本日の肉料理は「ハンバーグ」です。タネには肉の甘みと食感を際立たせたいと、和牛と黒豚の超粗挽きを使っています。作り置きはせず、提供時間から逆算して成形します。
成形したらはじめに焼き目をつけてから窯焼きします。レストランで使用するオーブンの温度は最高でも300℃程度ですが山田さんの窯は常に500℃以上。注意して焼かないとすぐに焦げてしまいます。
だから窯で焼く時間はほんの少し。じっくり休ませながら中心まで火を入れ、仕上げに窯の中で高くあげて薪の香りをまとわせます。
ソースはハンバーグの肉汁が残ったフライパンに赤ワインを入れて煮詰めたもの。
サフランリゾットの上にハンバーグをのせ、ソースをかけたら最後に目玉焼きをトッピングして黒胡椒を削りかけたら完成。このビジュアルにときめかないわけがありません。

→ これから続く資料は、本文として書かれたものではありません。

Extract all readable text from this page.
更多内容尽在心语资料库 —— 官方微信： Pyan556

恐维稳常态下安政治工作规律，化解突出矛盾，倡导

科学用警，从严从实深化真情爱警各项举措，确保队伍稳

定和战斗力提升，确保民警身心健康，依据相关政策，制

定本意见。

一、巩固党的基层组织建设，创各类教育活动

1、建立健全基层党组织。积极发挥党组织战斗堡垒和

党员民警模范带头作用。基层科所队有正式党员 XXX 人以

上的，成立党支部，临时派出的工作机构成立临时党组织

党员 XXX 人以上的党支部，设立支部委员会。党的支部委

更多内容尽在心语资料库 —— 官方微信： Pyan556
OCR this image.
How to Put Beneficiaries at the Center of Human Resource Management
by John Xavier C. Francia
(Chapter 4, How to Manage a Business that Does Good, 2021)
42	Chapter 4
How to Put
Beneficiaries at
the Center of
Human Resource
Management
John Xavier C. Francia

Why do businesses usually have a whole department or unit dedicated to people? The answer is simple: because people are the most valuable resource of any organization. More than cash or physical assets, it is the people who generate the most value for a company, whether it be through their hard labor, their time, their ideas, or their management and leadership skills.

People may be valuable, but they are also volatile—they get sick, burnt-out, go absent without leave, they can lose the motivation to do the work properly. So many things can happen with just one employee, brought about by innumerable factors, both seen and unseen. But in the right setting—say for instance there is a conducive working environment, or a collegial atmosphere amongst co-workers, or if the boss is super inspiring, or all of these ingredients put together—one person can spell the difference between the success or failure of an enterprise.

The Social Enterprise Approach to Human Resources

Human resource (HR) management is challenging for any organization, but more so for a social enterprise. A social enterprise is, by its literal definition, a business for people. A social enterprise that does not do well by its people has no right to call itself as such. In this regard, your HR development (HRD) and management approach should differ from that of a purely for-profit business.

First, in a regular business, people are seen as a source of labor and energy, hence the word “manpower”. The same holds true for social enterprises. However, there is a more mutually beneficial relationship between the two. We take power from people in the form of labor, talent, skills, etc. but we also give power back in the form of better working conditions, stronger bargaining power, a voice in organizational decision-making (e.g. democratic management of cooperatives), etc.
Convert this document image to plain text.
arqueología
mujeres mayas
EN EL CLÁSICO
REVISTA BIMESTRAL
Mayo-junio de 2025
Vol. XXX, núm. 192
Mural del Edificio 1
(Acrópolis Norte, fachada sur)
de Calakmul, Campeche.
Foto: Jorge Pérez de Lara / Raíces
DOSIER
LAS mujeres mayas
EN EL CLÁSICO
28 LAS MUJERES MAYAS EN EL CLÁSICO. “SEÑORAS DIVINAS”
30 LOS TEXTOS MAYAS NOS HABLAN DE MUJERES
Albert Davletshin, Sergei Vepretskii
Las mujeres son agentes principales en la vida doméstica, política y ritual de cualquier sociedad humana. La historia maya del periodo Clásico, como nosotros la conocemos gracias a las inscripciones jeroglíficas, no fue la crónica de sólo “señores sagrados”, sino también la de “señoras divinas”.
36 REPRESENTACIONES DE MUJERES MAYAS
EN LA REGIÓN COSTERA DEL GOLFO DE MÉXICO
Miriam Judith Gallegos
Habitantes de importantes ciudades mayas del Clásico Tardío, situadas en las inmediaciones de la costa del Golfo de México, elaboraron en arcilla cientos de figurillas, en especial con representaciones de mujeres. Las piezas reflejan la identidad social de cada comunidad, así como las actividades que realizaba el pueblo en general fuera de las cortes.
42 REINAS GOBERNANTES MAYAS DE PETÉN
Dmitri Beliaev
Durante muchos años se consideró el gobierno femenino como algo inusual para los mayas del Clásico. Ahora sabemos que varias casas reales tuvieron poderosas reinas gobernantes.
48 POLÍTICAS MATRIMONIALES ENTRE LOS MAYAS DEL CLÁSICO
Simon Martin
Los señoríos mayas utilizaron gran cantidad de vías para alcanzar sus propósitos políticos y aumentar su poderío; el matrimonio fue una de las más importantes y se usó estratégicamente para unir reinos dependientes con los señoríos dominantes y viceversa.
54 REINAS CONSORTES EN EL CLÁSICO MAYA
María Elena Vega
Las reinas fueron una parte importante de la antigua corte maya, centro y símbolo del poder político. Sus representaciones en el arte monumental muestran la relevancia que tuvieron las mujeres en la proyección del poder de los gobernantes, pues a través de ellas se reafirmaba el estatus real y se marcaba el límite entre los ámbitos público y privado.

徳島県「たむらの卵(濃密)」は黄身の色が濃く、赤ワインソースに負けない力強い味わいです。こんもりとした黄身を割り、ハンバーグとソースに絡めて食すと至福の瞬間が訪れます。
高橋さん
ハンバーグはものすごい弾力があり、噛めば噛むほど肉の甘みを感じます。山田さんは味の構築が上手。ソースも黒胡椒も何気なくかけているようですが、実はちゃんと計算された完璧な量なのです。
クワトロフォルマッジョといちごのピッツァ
ピッツァの定番メニュー「クワトロフォルマッジョ」にいちごをのせ、リンゴのバルサミコ酢をかけています。デザートピッツァかと思いきや、いちごは甘みより酸味が強く、4種のチーズの香りや塩味の複雑味もしっかり食事系ピッツァです。
高橋さん
本当にこの生地は圧倒的においしい! 粉の配合、練り、成形、焼く温度、この4つをとことん追求した結果、今の生地になったそう。どんな具材をのせてもおいしくなる魔法の生地でレシピは無限大に広がります。
自家製ティラミスとガトーショコラ
デザートは自家製のティラミスとガトーショコラを重ね、上には熊の最中をのせて。「テアトロアッカ」へのオマージュです。
高橋さん
デザートはしっかり甘いけどボリュームが抑えられているのでペロリと完食できます。熊の最中も口直しにちょうどいい!
大人たちをピッツェリアに呼び戻す!
「ピッツァの魅力は具材も形も自由自在なこと」と話す山田さん。ピッツァは玉城シェフ、イタリア料理は原シェフを師と仰ぎ、両シェフの薫陶を受けつつも独自の味を創りだしました。また残った生地を粉砕して衣やトッピングなどの料理に使うことで1人1枚ずつ4種類のピッツァを提供するフルコーススタイルを実現、高級イメージがなかったピッツァのステイタスをあげたのです。
ピッツェリアに行くことを諦めていた大人たちへ。もう諦めなくていい! 一人で存分にピッツァを楽しめます!